Personal information
- Date of birth: 29 August 1977 (age 47)
- Place of birth: Brescia, Italy
- Height: 1.75 m (5 ft 9 in)
- Position(s): Right back

Team information
- Current team: A.C. Milan Academy Tokyo (as technical director)

Senior career*
- Years: Team / Apps / (Gls)
- 1993–1999: Lumezzane / 106 / (5)
- 1999–2004: Empoli / 156 / (5)
- 2004–2005: Udinese / 22 / (0)
- 2005–2009: Lazio / 39 / (2)
- 2007–2008: → Atalanta (loan) / 20 / (0)
- 2009: → Bologna (loan) / 6 / (0)
- 2009–2010: Lecce / 19 / (0)
- 2010–2011: SPAL / 18 / (0)

= Manuel Belleri =

Italian footballer

Manuel Belleri (born 29 August 1977) is an Italian former footballer who played as a defender. Since 2016 he is a technical director of A.C. Milan Academy Tokyo and resides in Tokyo, Japan.

==Football career==
Belleri started his career at Lumezzane. He played in Serie A for Empoli in the 2002–03 season. When Empoli failed to protect his place in 2004, Belleri, Di Natale and Cribari were sold to Udinese in a co-ownership deal, with Almirón and Nomvethe moving in the opposite direction. Cribari and Belleri were sold to S.S. Lazio the next year. Belleri signed a 4-year contract in another co-ownership deal for €250,000 transfer fee. In June 2006, Belleri, Cribari, Pandev and Mauri were acquired outright from Udinese for €400,000, €3 million, €4 million and €3 million respectively.

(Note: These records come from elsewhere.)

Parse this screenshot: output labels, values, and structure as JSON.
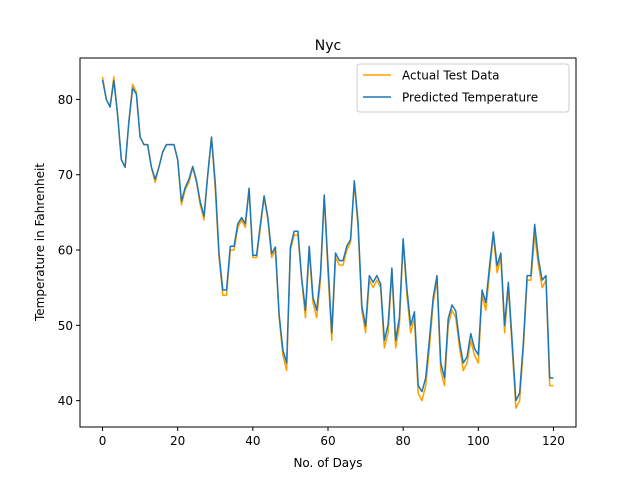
{
  "chart_data": {
    "type": "line",
    "title": "Nyc",
    "xlabel": "No. of Days",
    "ylabel": "Temperature in Fahrenheit",
    "xlim": [
      -6,
      126
    ],
    "ylim": [
      36.5,
      85.5
    ],
    "xticks": [
      0,
      20,
      40,
      60,
      80,
      100,
      120
    ],
    "yticks": [
      40,
      50,
      60,
      70,
      80
    ],
    "grid": false,
    "legend_position": "upper right",
    "series": [
      {
        "name": "Actual Test Data",
        "color": "#ff9f00",
        "y": [
          83,
          80,
          79,
          83,
          78,
          72,
          71,
          77,
          82,
          81,
          75,
          74,
          74,
          71,
          69,
          71,
          73,
          74,
          74,
          74,
          72,
          66,
          68,
          69,
          71,
          69,
          66,
          64,
          70,
          75,
          68,
          59,
          54,
          54,
          60,
          60,
          63,
          64,
          63,
          68,
          59,
          59,
          63,
          67,
          64,
          59,
          60,
          51,
          46,
          44,
          60,
          62,
          62,
          56,
          51,
          60,
          53,
          51,
          56,
          67,
          57,
          48,
          59,
          58,
          58,
          60,
          61,
          69,
          63,
          52,
          49,
          56,
          55,
          56,
          55,
          47,
          49,
          57,
          47,
          50,
          61,
          54,
          49,
          51,
          41,
          40,
          42,
          47,
          53,
          56,
          44,
          42,
          50,
          52,
          51,
          47,
          44,
          45,
          48,
          46,
          45,
          54,
          52,
          57,
          62,
          57,
          59,
          49,
          55,
          47,
          39,
          40,
          47,
          56,
          56,
          62,
          58,
          55,
          56,
          42,
          42
        ]
      },
      {
        "name": "Predicted Temperature",
        "color": "#1f77b4",
        "y": [
          82.6,
          80,
          79,
          82.5,
          78,
          72,
          71,
          77,
          81.5,
          80.7,
          75,
          74,
          74,
          71,
          69.4,
          71,
          73,
          74,
          74,
          74,
          72,
          66.5,
          68.3,
          69.4,
          71.1,
          69.2,
          66.4,
          64.5,
          70,
          75,
          68.9,
          59.5,
          54.7,
          54.7,
          60.5,
          60.5,
          63.5,
          64.3,
          63.5,
          68.2,
          59.3,
          59.3,
          63.4,
          67.2,
          64.3,
          59.5,
          60.4,
          51.4,
          46.7,
          45,
          60.4,
          62.5,
          62.5,
          56.2,
          52,
          60.5,
          53.7,
          52,
          56.8,
          67.3,
          58,
          49,
          59.6,
          58.6,
          58.6,
          60.5,
          61.4,
          69.2,
          63.7,
          52.6,
          49.9,
          56.6,
          55.7,
          56.6,
          55.5,
          48,
          50.1,
          57.6,
          48,
          51,
          61.5,
          54.8,
          50,
          51.8,
          42,
          41.2,
          43,
          48.2,
          53.7,
          56.6,
          45,
          43,
          50.9,
          52.7,
          51.9,
          47.8,
          45,
          45.8,
          48.9,
          46.9,
          46.1,
          54.7,
          53,
          57.9,
          62.4,
          57.9,
          59.6,
          50,
          55.7,
          47.9,
          40,
          41,
          47.8,
          56.6,
          56.6,
          63.4,
          58.8,
          56,
          56.6,
          43,
          43
        ]
      }
    ]
  }
}
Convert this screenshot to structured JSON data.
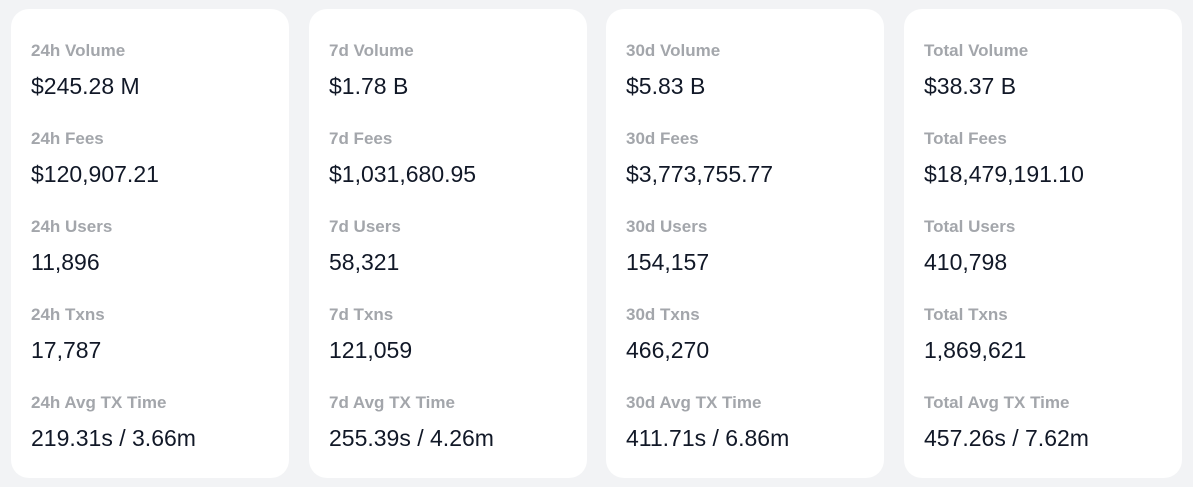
{
  "cards": [
    {
      "stats": [
        {
          "label": "24h Volume",
          "value": "$245.28 M"
        },
        {
          "label": "24h Fees",
          "value": "$120,907.21"
        },
        {
          "label": "24h Users",
          "value": "11,896"
        },
        {
          "label": "24h Txns",
          "value": "17,787"
        },
        {
          "label": "24h Avg TX Time",
          "value": "219.31s / 3.66m"
        }
      ]
    },
    {
      "stats": [
        {
          "label": "7d Volume",
          "value": "$1.78 B"
        },
        {
          "label": "7d Fees",
          "value": "$1,031,680.95"
        },
        {
          "label": "7d Users",
          "value": "58,321"
        },
        {
          "label": "7d Txns",
          "value": "121,059"
        },
        {
          "label": "7d Avg TX Time",
          "value": "255.39s / 4.26m"
        }
      ]
    },
    {
      "stats": [
        {
          "label": "30d Volume",
          "value": "$5.83 B"
        },
        {
          "label": "30d Fees",
          "value": "$3,773,755.77"
        },
        {
          "label": "30d Users",
          "value": "154,157"
        },
        {
          "label": "30d Txns",
          "value": "466,270"
        },
        {
          "label": "30d Avg TX Time",
          "value": "411.71s / 6.86m"
        }
      ]
    },
    {
      "stats": [
        {
          "label": "Total Volume",
          "value": "$38.37 B"
        },
        {
          "label": "Total Fees",
          "value": "$18,479,191.10"
        },
        {
          "label": "Total Users",
          "value": "410,798"
        },
        {
          "label": "Total Txns",
          "value": "1,869,621"
        },
        {
          "label": "Total Avg TX Time",
          "value": "457.26s / 7.62m"
        }
      ]
    }
  ]
}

In the mid-2007, Belleri was loaned to Atalanta B.C. After the game against A.C. Milan on 25 January 2009, Bologna F.C. 1909 announced the signing of Belleri on loan.

He joined Lecce on 31 August 2009 on a free transfer.

==Post-playing career==
Belleri obtained the license as a youth team coach in 2013. In the same year Belleri was admitted to the course that teach sport directorship.

In 2015 he was hired by A.C. Milan as one of the 16 trainers (Tecnici) of A.C. Milan Academy. He was assigned a role that he would be sent to one of the 16 academies that located abroad (13 countries).

In 2016 he moved to Tokyo, Japan as a technical director of A.C. Milan Academy Tokyo.